In a public place, however – a crowded subway for one – it wouldn’t be difficult to get very close to other devices.

But another barrier is that on smartphones, the screen would have to be already unlocked for most ultrasound commands to work. Siri will make a phone call to somebody in a user’s contact list without the screen being unlocked, but it won’t do most sensitive things like open a website, open third-party apps, conduct a financial transaction or send text messages.

Obviously, that barrier is removed if somebody is doing something on their phone, since that means they’ve unlocked it, but if Siri got a surreptitious, ultrasound command from an attacker, the intended victim would likely be looking at the phone, and see that something unusual was happening.

The researchers did offer suggestions to defend against DolphinAttack, including modifying the microphone so it doesn’t respond to anything outside of the human vocal range.

But some experts say voice recognition software actually needs those inaudible higher frequencies to analyze what a person is saying – that they are a part of human speech that is inaudible to the human ear but not to a computer.

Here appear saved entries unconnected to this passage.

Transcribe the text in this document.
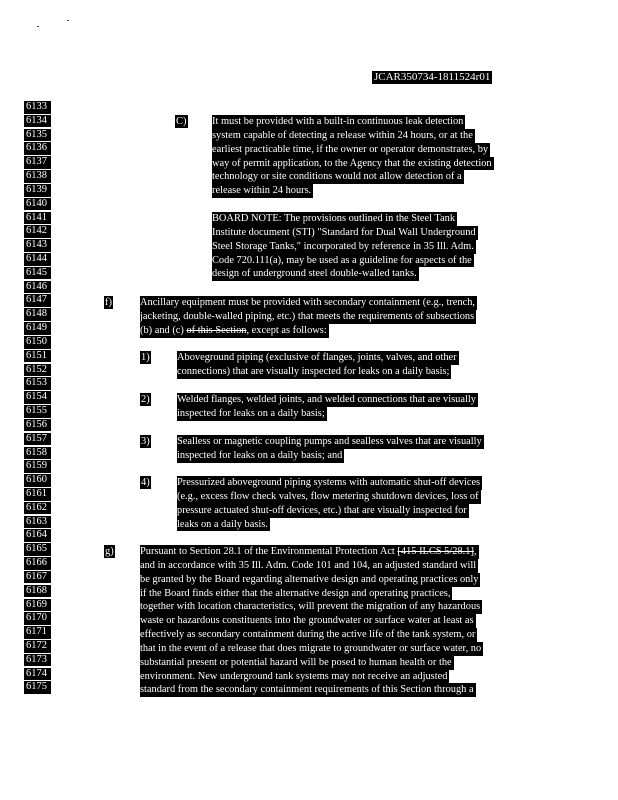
JCAR350734-1811524r01
6133
6134
6135
6136
6137
6138
6139
6140
6141
6142
6143
6144
6145
6146
6147
6148
6149
6150
6151
6152
6153
6154
6155
6156
6157
6158
6159
6160
6161
6162
6163
6164
6165
6166
6167
6168
6169
6170
6171
6172
6173
6174
6175
C) It must be provided with a built-in continuous leak detection
system capable of detecting a release within 24 hours, or at the
earliest practicable time, if the owner or operator demonstrates, by
way of permit application, to the Agency that the existing detection
technology or site conditions would not allow detection of a
release within 24 hours.
BOARD NOTE: The provisions outlined in the Steel Tank
Institute document (STI) "Standard for Dual Wall Underground
Steel Storage Tanks," incorporated by reference in 35 Ill. Adm.
Code 720.111(a), may be used as a guideline for aspects of the
design of underground steel double-walled tanks.
f)	Ancillary equipment must be provided with secondary containment (e.g., trench,
jacketing, double-walled piping, etc.) that meets the requirements of subsections
(b) and (c) of this Section, except as follows:
1)	Aboveground piping (exclusive of flanges, joints, valves, and other
connections) that are visually inspected for leaks on a daily basis;
2)	Welded flanges, welded joints, and welded connections that are visually
inspected for leaks on a daily basis;
3)	Sealless or magnetic coupling pumps and sealless valves that are visually
inspected for leaks on a daily basis; and
4)	Pressurized aboveground piping systems with automatic shut-off devices
(e.g., excess flow check valves, flow metering shutdown devices, loss of
pressure actuated shut-off devices, etc.) that are visually inspected for
leaks on a daily basis.
g)	Pursuant to Section 28.1 of the Environmental Protection Act [415 ILCS 5/28.1],
and in accordance with 35 Ill. Adm. Code 101 and 104, an adjusted standard will
be granted by the Board regarding alternative design and operating practices only
if the Board finds either that the alternative design and operating practices,
together with location characteristics, will prevent the migration of any hazardous
waste or hazardous constituents into the groundwater or surface water at least as
effectively as secondary containment during the active life of the tank system, or
that in the event of a release that does migrate to groundwater or surface water, no
substantial present or potential hazard will be posed to human health or the
environment. New underground tank systems may not receive an adjusted
standard from the secondary containment requirements of this Section through a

Gadi Amit, founder of NewDealDesign, told Fast Code Design that making VA technology ignore ultrasound frequencies might cause “a negative effect that lowers the comprehension score of the whole system”.

Then again, if Apple and others are able to make their VAs sound more like a human, perhaps they can configure them to recognize when a command is coming from something other than a human.

Or, a security conscious user with an iPhone could simply go to Settings and disallow the “Hey Siri” option, which would then require pressing the Home button to issue a command.

Apple declined to comment on the report, while Amazon said in response:

We take privacy and security very seriously at Amazon and are reviewing the paper issued by the researchers.

For now, it appears this is more of a demonstration of potential risk than an imminent security disaster – the researchers are due to present their paper in a couple of months at the ACM Conference on Computer and Communications Security. But, as is the case with just about every kind of hacking technology, it is likely to improve. So it would be wise for VA developers and designers to get out ahead of that potentially malicious progress with some security progress of their own.


2 Comments

So someone could exfiltrate data on a “secure” computer with USB and disks disabled and limited networking by using a shim to modulate a 20 KHz carrier and singing it to Alexa?